To see why, consider that the silicone products manufactured by the 10,000 employees are sold to tens of thousands of different companies — spread across hundreds of different industries — who carry out further processing, formulation, or integration of silicone components into final products. Given silicone’s ubiquitous presence in thousands of industrial and consumer goods, the silicone industry’s economic effects reach far beyond merely silicone manufacturers.
The semiconductor industry, for example, extensively uses silicone products to enhance the performance, durability, and reliability of electronic devices.
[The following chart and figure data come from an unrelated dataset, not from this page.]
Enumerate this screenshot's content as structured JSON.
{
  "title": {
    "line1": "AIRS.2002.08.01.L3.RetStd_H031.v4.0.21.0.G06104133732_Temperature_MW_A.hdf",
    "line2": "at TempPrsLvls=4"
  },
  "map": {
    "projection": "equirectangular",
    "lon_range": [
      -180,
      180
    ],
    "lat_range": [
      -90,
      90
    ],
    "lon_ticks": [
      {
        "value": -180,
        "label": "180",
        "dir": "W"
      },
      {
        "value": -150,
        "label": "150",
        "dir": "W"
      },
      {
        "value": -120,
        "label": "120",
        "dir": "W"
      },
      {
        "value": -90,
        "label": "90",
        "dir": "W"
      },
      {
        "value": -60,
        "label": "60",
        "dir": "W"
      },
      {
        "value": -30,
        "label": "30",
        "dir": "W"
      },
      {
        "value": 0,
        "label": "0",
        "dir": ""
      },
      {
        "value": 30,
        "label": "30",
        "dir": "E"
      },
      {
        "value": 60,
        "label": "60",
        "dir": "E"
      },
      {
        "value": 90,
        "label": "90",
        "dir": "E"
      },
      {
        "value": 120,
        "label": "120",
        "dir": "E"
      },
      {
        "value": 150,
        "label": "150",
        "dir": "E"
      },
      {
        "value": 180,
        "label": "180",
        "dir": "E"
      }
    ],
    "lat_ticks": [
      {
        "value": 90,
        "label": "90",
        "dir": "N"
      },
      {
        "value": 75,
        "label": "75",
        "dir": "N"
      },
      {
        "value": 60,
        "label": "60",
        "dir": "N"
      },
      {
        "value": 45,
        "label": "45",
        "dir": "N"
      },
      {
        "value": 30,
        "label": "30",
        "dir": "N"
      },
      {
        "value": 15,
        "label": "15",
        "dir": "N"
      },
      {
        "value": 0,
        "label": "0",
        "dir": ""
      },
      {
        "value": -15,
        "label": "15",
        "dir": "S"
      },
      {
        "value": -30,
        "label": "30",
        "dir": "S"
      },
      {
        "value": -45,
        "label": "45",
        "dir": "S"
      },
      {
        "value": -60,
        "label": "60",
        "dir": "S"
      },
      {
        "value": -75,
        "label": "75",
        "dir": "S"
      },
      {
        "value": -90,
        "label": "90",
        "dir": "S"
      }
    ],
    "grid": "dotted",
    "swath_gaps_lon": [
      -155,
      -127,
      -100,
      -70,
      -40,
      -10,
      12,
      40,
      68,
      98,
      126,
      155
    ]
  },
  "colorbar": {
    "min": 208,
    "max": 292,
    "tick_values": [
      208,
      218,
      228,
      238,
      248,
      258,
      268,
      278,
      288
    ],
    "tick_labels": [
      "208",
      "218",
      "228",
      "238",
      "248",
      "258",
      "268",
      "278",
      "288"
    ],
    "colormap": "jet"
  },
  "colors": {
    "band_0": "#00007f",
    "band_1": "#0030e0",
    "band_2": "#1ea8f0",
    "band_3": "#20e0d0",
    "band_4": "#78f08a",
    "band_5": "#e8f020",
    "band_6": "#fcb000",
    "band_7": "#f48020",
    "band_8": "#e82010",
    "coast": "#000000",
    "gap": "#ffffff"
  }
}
Semiconductor manufacturers directly employ nearly 250,000 workers in the U.S. and support (through indirect and induced effects) more than one million American jobs.
Similarly, the personal care sector (skin and hair care, cosmetics, fragrances, etc.) uses silicone to increase shelf-life, reduce bacterial growth, and enhance water resistance. This sector supports 2.8 million jobs in the U.S., constituting 1.6 percent of our entire workforce.
The semiconductor and personal care industries are just two of the hundreds of American industries that use silicone.
Nor is the silicone industry showing any signs of contracting. Worldwide silicone consumption is projected to increase 5.1 percent annually through 2021, when it will reach $18.3 billion.
Harsher, E.U.-style regulations that lack scientific support would be sure to cause needless economic harm to the many industries in the U.S. that depend on silicone and the consumers that rely on these products every day.